C'est à Brasilia que l'achitecte brésilien Oscar Niemeyer, décédé mercredi à l'âge de 104 ans, a laissé sa plus forte empreinte grâce à ses monuments élancés et aux lignes courbes, devenus les symboles de la capitale futuriste de l'immense Brésil.

Inaugurée le 21 avril 1960 et patrimoine de l'humanité depuis 1987, Brasilia - au dessin en forme d'oiseau aux ailes déployées - est l'oeuvre conjointe de trois hommes: l'urbaniste Lucio Costa, le paysagiste Roberto Burle Marx et Oscar Niemeyer.

«J'ai l'impression de débarquer sur une planète différente, pas sur la terre», avait déclaré le cosmonaute russe Youri Gagarine en arrivant à Brasilia en 1961.

Le Parlement, avec ses deux demies-sphères inversées, ainsi que la cathédrale sont devenus immédiatement emblématiques. Tout comme le palais du Planalto (siège de la présidence) et ses arcades en marbre donnant l'impression d'être à peine posé sur le sol ou le palais de l'Itamaraty (ministère des Affaires étrangères) semblant flotter sur un étang.

Toutes ces constructions, qui paraissent défier la gravité, sont caractéristiques du trait de Niemeyer.

Située sur un haut plateau aride, à plus de 1000 mètres au-dessus du niveau de la mer, Brasilia a été imaginée dès le XIXe siècle quand a surgi l'idée de rééquilibrer au profit de l'intérieur cet immense pays au littoral surpeuplé.

C'est en 1955 que le président Juscelino Kubitschek donnera finalement le coup d'envoi à la construction de la nouvelle capitale. Cinq ans après, la ville est inaugurée en un temps record.

Malgré son engagement revendiqué haut et fort au Parti communiste depuis 1945, Niemeyer va fonder sa propre agence et recevoir les commandes les plus prestigieuses de l'État comme Brasilia.

«On pensait que ce serait une cité heureuse. Mais une fois qu'elle a été terminée, j'ai eu un choc: comme toutes les villes brésiliennes, c'est une ville de la discrimination, de l'injustice, de la séparation entre les riches et les pauvres», avait confié Niemeyer en 2005 aux colonnes de l'Humanité.

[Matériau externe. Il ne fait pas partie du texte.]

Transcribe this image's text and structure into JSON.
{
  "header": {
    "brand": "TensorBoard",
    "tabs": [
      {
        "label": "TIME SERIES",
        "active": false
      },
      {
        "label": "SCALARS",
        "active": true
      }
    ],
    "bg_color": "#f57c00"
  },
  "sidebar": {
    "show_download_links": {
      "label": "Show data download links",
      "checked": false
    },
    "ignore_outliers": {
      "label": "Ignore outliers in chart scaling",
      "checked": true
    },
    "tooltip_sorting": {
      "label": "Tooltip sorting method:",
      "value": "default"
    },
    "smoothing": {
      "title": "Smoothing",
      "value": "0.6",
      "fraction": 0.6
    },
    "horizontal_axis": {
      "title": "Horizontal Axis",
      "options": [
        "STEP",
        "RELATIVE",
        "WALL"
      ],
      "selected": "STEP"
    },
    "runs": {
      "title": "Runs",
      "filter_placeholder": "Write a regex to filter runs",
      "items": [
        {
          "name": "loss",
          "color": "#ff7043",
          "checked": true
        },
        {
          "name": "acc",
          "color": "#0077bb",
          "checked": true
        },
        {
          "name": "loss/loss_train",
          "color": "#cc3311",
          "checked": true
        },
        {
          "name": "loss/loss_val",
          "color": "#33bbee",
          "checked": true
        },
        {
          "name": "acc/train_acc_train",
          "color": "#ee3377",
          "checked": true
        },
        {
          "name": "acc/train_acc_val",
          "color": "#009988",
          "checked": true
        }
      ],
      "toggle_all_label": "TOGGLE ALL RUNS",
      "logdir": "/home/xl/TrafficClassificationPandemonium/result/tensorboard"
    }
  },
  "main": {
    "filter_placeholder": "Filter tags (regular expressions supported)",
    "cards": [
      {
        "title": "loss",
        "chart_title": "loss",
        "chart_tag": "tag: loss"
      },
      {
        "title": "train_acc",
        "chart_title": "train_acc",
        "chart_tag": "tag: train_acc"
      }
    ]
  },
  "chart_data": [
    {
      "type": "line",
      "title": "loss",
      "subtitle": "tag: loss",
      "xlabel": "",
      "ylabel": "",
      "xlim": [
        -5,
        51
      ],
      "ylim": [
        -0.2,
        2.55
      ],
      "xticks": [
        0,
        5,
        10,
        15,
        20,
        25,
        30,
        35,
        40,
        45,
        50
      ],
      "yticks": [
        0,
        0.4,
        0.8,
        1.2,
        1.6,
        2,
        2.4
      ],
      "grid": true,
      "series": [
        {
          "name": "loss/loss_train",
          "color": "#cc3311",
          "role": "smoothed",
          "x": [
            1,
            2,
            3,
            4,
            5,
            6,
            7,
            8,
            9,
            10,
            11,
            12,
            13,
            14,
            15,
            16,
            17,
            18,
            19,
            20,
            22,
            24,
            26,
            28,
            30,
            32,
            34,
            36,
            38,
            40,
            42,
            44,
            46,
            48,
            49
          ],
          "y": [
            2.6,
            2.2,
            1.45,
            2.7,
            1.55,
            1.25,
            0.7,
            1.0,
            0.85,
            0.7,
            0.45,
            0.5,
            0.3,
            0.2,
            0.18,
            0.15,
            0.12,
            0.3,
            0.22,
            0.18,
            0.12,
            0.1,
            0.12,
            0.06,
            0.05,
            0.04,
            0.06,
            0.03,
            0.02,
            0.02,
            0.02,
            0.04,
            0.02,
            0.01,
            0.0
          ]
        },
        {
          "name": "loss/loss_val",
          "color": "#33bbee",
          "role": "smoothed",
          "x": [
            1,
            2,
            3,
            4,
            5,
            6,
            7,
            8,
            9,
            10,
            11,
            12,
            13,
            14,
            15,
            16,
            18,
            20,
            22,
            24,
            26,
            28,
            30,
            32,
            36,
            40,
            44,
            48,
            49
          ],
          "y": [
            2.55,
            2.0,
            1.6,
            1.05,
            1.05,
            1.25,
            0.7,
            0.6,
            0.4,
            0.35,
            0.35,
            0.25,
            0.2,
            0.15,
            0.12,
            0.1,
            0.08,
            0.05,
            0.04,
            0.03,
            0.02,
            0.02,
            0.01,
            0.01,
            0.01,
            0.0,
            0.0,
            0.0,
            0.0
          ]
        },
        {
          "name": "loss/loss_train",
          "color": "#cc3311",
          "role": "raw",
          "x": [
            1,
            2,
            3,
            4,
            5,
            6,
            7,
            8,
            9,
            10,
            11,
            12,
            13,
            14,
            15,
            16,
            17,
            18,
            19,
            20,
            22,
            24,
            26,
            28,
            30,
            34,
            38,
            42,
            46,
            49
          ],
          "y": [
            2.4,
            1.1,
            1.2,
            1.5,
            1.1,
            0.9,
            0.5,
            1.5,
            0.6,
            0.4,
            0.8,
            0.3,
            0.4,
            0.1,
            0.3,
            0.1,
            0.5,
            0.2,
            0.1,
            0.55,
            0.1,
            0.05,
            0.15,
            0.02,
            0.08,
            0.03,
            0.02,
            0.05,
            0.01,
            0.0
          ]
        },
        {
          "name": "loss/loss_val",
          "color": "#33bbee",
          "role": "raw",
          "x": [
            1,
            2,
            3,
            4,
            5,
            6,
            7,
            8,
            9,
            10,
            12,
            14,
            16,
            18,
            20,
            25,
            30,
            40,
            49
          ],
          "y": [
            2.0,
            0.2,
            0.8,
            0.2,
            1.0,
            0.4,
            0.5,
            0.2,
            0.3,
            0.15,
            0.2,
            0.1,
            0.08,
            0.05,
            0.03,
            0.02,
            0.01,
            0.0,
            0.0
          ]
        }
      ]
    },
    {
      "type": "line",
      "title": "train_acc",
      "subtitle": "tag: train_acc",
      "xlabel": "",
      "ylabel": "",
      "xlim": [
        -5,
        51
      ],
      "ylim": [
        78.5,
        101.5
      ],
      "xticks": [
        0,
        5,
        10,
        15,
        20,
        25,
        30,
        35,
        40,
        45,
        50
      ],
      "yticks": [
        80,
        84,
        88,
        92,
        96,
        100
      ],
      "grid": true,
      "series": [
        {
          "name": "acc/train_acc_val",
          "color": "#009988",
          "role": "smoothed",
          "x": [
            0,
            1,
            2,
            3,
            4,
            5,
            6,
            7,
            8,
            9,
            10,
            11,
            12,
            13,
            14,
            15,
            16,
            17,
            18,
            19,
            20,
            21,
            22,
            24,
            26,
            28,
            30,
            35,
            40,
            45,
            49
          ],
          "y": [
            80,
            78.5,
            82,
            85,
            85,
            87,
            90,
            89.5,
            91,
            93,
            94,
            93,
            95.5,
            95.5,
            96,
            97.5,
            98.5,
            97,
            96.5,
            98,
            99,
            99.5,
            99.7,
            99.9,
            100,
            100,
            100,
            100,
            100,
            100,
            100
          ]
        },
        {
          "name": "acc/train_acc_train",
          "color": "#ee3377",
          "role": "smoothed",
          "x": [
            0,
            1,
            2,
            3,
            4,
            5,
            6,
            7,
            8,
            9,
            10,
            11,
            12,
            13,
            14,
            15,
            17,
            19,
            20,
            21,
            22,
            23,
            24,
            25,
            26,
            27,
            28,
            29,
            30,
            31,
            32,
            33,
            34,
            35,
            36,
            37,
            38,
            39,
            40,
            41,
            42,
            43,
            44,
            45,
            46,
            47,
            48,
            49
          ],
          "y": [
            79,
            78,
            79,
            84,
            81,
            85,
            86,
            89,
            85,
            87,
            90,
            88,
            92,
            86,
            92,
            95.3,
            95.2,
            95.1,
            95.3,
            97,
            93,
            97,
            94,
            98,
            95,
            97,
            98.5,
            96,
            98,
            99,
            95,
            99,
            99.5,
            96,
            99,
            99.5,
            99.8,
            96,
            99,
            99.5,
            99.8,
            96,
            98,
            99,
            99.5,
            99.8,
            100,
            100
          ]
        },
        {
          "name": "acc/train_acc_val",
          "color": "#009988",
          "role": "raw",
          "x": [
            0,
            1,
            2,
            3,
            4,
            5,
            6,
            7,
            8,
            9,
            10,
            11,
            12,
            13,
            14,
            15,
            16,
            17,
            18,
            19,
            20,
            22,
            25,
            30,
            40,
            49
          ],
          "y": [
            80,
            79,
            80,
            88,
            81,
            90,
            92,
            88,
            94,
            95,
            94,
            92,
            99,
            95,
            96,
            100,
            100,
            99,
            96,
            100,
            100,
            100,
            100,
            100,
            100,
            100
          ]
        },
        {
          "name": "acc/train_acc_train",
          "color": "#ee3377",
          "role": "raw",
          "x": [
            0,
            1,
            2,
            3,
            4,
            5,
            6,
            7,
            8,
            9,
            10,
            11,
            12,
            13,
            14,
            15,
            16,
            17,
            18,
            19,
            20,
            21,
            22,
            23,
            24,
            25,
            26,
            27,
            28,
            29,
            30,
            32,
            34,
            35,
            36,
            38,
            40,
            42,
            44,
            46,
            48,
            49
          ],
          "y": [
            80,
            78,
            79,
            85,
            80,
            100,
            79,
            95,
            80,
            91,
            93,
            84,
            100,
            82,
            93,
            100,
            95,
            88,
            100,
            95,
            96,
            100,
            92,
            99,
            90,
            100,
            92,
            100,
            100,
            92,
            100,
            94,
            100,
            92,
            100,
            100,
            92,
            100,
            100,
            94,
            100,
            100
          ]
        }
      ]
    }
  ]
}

Même s'il a rompu avec la contrainte de l'angle droit pour lancer des formes courbes, le plan de Brasilia détermine de manière rigide, presque stalinienne, des zones fonctionnelles séparant travail et habitation. Les aires résidentielles sont composées d'ensembles longitudinaux de trois ou six bâtiments, séparés perpendiculairement par des voies où fonctionnent des commerces, des écoles et des ères de loisirs.

Rigoureusement planifiée pour héberger 600 000 habitants en l'an 2000, Brasilia en compte aujourd'hui cinq fois plus.

Et le rêve a parfois tourné au cauchemar car elle symbolise aussi les problèmes sociaux du Brésil et sa discrimination criante. Tandis que Brasilia abrite essentiellement une population de fonctionnaires, les classes populaires qui l'ont construites et y travaillent s'entassent dans des villes satellites, loin de la capitale.

«Les profondes disparités sociales de la nouvelle capitale m'attristent énormément», avait confié Niemeyer à l'AFP en 2010, à l'occasion des célébrations des 50 ans de la ville.

Ses détracteurs critiquent le «tout-voiture» - une obligation dans cette ville sans trottoirs où personne ne marche - et ses embouteillages, le cloisonnement des activités (le quartier des bureaux, des hôtels, des loisirs, des commerces...), ses immenses espaces vides et ses mornes fins de semaine.

Néanmoins, nombre d'habitants apprécient aussi sa tranquillité et sa sécurité. Souvent, les jeunes qui y sont nés n'imaginent pas vivre ailleurs.

Avec la mort de Niemeyer, le trio de pionniers qui a imaginé Brasila a cessé d'exister: Burle Marx est mort en 1994 et Lucio Costa en 1998. Aujourd'hui, Brasilia est orpheline.